Guardandosi intorno potevano vedere morti e feriti, quel giorno per fortuna non era ancora arrivato nessuno dei paesi nemici, infatti facevano il loro ingresso nel villaggio via via, mai tutt insieme e tutti erano sicuri che ben presto avrebbero sfondato il paese in massa.
Non appena misero piede nel palazzo, Temari andò loro incontro sorridendo, era felice del loro arrivo, una mano in più faceva davvero comodo e loro erano ninja molto forti di cui ci si poteva fidare.
“Ciao ragazzi, finalmente siete arrivati!” la bionda abbracciò Sakura e Naruto.
“Temari-san, sono felice di vederti, ma come stai?” lei sorrise alla ragazza.
“Molto bene grazie, per fortuna i nemici che arrivano per il momento non sono molto forti, anche se purtroppo attaccando i semplici abitanti riescono comunque a portarci via delle vite. Comunque a parte questa guerra, tutto bene. Ah, tu devi essere Hinata, non ci siamo mai presentate!” tese la mano alla moretta, che strinse con piacere.

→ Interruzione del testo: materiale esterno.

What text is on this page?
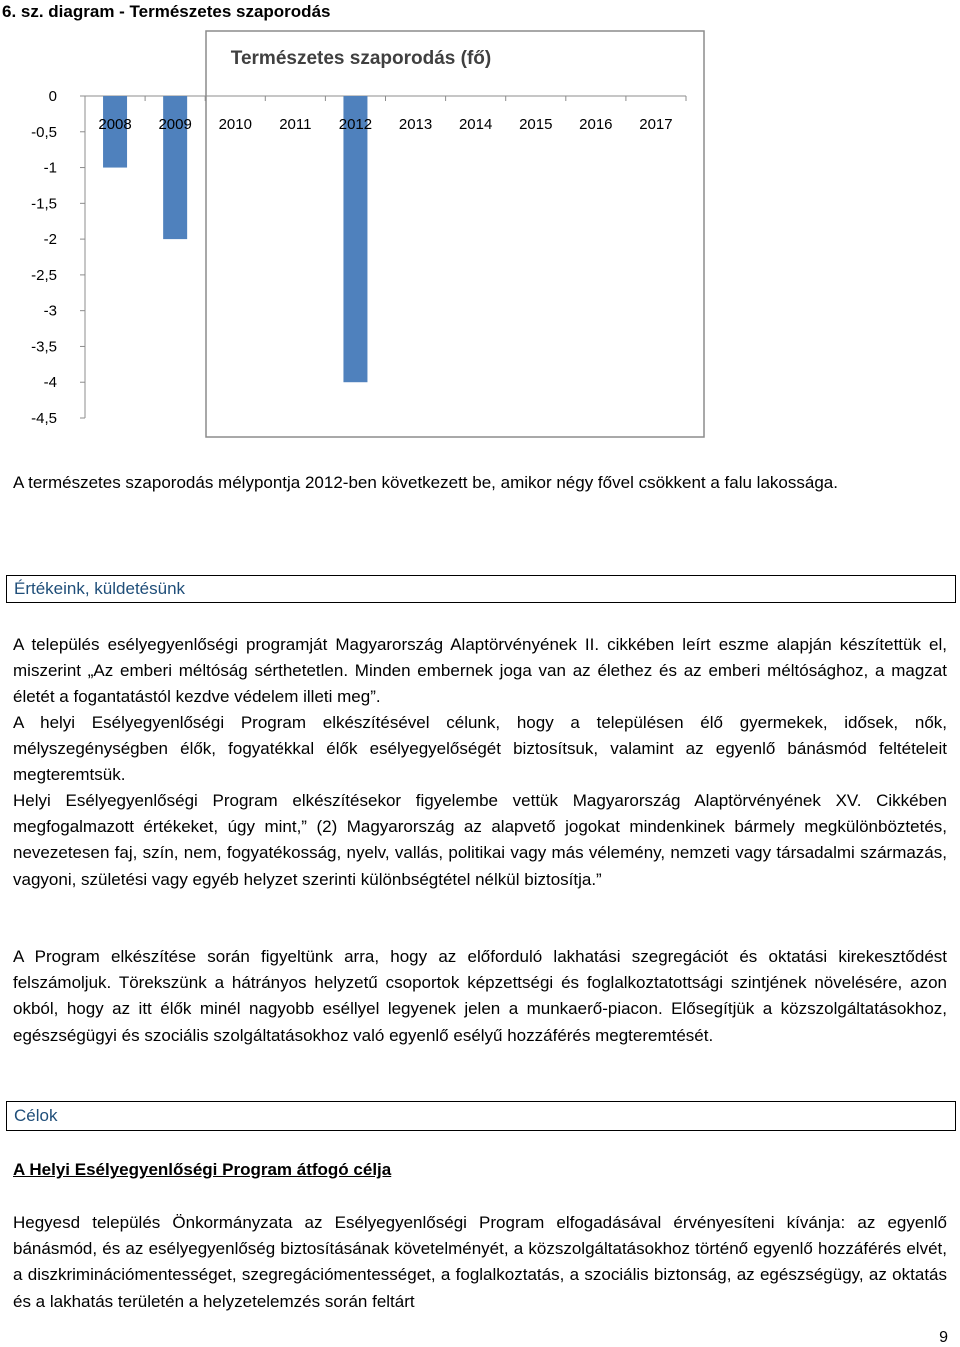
6. sz. diagram - Természetes szaporodás

Természetes szaporodás (fő)
0
-0,5
-1
-1,5
-2
-2,5
-3
-3,5
-4
-4,5
2008 2009 2010 2011 2012 2013 2014 2015 2016 2017

A természetes szaporodás mélypontja 2012-ben következett be, amikor négy fővel csökkent a falu lakossága.

Értékeink, küldetésünk

A település esélyegyenlőségi programját Magyarország Alaptörvényének II. cikkében leírt eszme alapján készítettük el, miszerint „Az emberi méltóság sérthetetlen. Minden embernek joga van az élethez és az emberi méltósághoz, a magzat életét a fogantatástól kezdve védelem illeti meg”.

A helyi Esélyegyenlőségi Program elkészítésével célunk, hogy a településen élő gyermekek, idősek, nők, mélyszegénységben élők, fogyatékkal élők esélyegyelőségét biztosítsuk, valamint az egyenlő bánásmód feltételeit megteremtsük.

Helyi Esélyegyenlőségi Program elkészítésekor figyelembe vettük Magyarország Alaptörvényének XV. Cikkében megfogalmazott értékeket, úgy mint,” (2) Magyarország az alapvető jogokat mindenkinek bármely megkülönböztetés, nevezetesen faj, szín, nem, fogyatékosság, nyelv, vallás, politikai vagy más vélemény, nemzeti vagy társadalmi származás, vagyoni, születési vagy egyéb helyzet szerinti különbségtétel nélkül biztosítja.”

A Program elkészítése során figyeltünk arra, hogy az előforduló lakhatási szegregációt és oktatási kirekesztődést felszámoljuk. Törekszünk a hátrányos helyzetű csoportok képzettségi és foglalkoztatottsági szintjének növelésére, azon okból, hogy az itt élők minél nagyobb eséllyel legyenek jelen a munkaerő-piacon. Elősegítjük a közszolgáltatásokhoz, egészségügyi és szociális szolgáltatásokhoz való egyenlő esélyű hozzáférés megteremtését.

Célok

A Helyi Esélyegyenlőségi Program átfogó célja

Hegyesd település Önkormányzata az Esélyegyenlőségi Program elfogadásával érvényesíteni kívánja: az egyenlő bánásmód, és az esélyegyenlőség biztosításának követelményét, a közszolgáltatásokhoz történő egyenlő hozzáférés elvét, a diszkriminációmentességet, szegregációmentességet, a foglalkoztatás, a szociális biztonság, az egészségügy, az oktatás és a lakhatás területén a helyzetelemzés során feltárt

9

“Molto piacere!” che ragazza gentile, pensò la Hyuuga.
“Insomma, che mi dici Naruto? Come sta quell’idiota del cry-baby?” chiese sghignazzando.
“Bene, è sempre impegnato con qualche missione e non finisce mai di lamentarsi!” tutti scoppiarono in una fragorosa risata.
“Adesso vi porto da Gaara, ultimamente è diventato facilmente irritabile. Ha sempre qualche documento da timbrare e quando non ne ha, lo attendono le riunioni. Mi fa quasi pena…” Naruto strabuzzò gli occhi e sperò che quando fosse divenuto Hokage non avrebbe dovuto fare tutte quelle cose.
Entrarono nella stanza, dove Gaara si era da poco addormentato, se ne stava con la testa appoggiata sulle braccia e si poteva notare un rivolo di saliva che gli colava dalle labbra.
Ora che poteva dormire dato che non aveva più Shukaku dentro di sé, doveva recuperare tutto il sonno perduto in quegli anni, infatti, si addormentava spesso, ritardando con il lavoro. Temari lo scosse gentilmente e sussurrò alcune parole ai suoi amici.
“Preparatevi, perché adesso si arrabbierà tantissimo. Odia essere svegliato.” Naruto soppresse una risata.
Il rossino alzò lentamente la testa per guardare la sorella negli occhi, inizialmente era spaesato, poi, rendendosi conto della situazione la fulminò con lo sguardo, succedeva sempre così.
“Adesso spiegami per quale motivo mi hai svegliato? Rompiscatole di una sorella! Non sei in missione, eh? Se vuoi ti ci mando io, almeno non mi rompi più…” lei iniziò a ridere di gusto e indicò i ninja di Konoha, che lo stavano salutando con un cenno della mano. Lui arrossì vistosamente e se la prese di nuovo con Temari.
“Potevi dirlo prima?” le sussurrò per non farsi sentire dagli altri mentre si alzava dalla sedia per andare di fronte ai ragazzi e salutarli, stringendo poi la mano al suo amico Naruto, proprio come quando si erano salutati l’ultima volta.
Rivolse lo sguardo a Hinata, che lo salutò timidamente, lei lo ricordava come un ragazzino pericoloso, che conosceva solo odio e morte e che aveva quasi ucciso Rock Lee, non ne aveva paura, ma si sentiva in soggezione ad averlo davanti, anche se sul suo volto era presente un’espressione dolce e rilassata, molto diversa da quella che vide anni prima. Probabilmente lui intuì i pensieri della ragazza e divenne triste per un momento.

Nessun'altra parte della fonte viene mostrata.